Tulisan ini sebenarnya dokumen lama yang belum selesai. Hari ini, saya kembali membukanya dan berusaha menuntaskan. Tentu dengan kembali mengingat-ingat peristiwa ketika saya mulai menulisnya. Tidak apa. Semoga saja ada manfaat yang bisa dipetik. Mulai saja.
Saya lanjutkan setelah membaca komentar seorang pengamat tentang kondisi pendidik negeri kita . Pengamat dan Praktisi Pendidikan dari Center for Education Regulations and Development Analysis (CERDAS) Indra Charismiadji mengatakan bahwa mayoritas guru di Indonesia tidak berkualitas.

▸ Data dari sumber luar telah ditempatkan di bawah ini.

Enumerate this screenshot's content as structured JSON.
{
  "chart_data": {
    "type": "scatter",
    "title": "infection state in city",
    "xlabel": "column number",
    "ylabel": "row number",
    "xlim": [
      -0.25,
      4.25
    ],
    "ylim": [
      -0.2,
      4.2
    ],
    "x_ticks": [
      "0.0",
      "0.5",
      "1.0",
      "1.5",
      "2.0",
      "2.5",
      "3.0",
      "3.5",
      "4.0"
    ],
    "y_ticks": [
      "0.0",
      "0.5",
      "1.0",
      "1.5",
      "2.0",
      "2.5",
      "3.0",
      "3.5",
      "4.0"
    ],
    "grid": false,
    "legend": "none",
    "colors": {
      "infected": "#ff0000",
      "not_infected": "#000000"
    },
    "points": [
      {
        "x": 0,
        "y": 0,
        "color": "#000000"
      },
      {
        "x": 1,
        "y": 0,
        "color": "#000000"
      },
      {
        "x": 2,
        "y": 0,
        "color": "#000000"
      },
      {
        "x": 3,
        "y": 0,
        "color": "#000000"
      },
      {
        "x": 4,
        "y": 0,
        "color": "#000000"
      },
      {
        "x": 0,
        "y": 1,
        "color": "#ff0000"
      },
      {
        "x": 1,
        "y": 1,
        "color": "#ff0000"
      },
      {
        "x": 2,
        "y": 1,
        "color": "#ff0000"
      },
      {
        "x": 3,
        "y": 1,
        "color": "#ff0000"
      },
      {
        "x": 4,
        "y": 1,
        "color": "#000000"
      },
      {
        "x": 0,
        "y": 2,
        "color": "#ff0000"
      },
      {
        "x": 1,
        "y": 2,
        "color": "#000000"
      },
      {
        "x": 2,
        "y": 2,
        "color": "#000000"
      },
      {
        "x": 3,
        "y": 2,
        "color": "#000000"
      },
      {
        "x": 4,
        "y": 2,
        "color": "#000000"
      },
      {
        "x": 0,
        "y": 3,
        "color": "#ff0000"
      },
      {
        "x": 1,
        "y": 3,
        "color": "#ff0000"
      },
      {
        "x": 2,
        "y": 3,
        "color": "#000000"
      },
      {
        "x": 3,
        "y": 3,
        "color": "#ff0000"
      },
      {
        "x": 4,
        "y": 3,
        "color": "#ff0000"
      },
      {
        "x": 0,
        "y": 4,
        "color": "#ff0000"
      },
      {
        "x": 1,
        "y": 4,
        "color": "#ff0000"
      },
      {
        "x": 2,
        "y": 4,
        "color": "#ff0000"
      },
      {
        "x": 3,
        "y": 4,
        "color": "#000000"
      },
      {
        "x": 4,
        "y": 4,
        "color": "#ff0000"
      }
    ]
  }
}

Baik guru PNS maupun honorer, hanya terfokus pada capaian kurikulum. Tidak memikirkan siswa itu nyaman atau malah stres. "Guru-guru kita itu kualitasnya rendah. Hanya 2,5 persen dari 3 juta guru yang berkualitas. Sisanya 2,9 jutaan tidak bisa mengajar dengan baik," kata Indra kepada JPNN.com, Jumat (1/5).
Tanggapan pengamat tersebut menuai beragam komentar pendidik di tanah air. Ada yang sepakat, ada yang memilih netral, dan lebih banyak yang kebakaran jenggot.
Oke, saya mulai dengan kisah, ya. Tidak apa-apa kan!
Entah mengapa pagi ini harian Kompas begitu cepat kedengaran menyentuh pintu depan. Biasanya juga, aku sudah melangkahkan kaki menuju tempat kerja, koran itu belum juga datang. Hari ini, kedatangannya betul-betul cepat. Mungkin karena pengantarnya yang berganti atau mungkin karena dia ingin menyenangkan saya yang selalu dia antarkan dengan waktu yang tak jelas.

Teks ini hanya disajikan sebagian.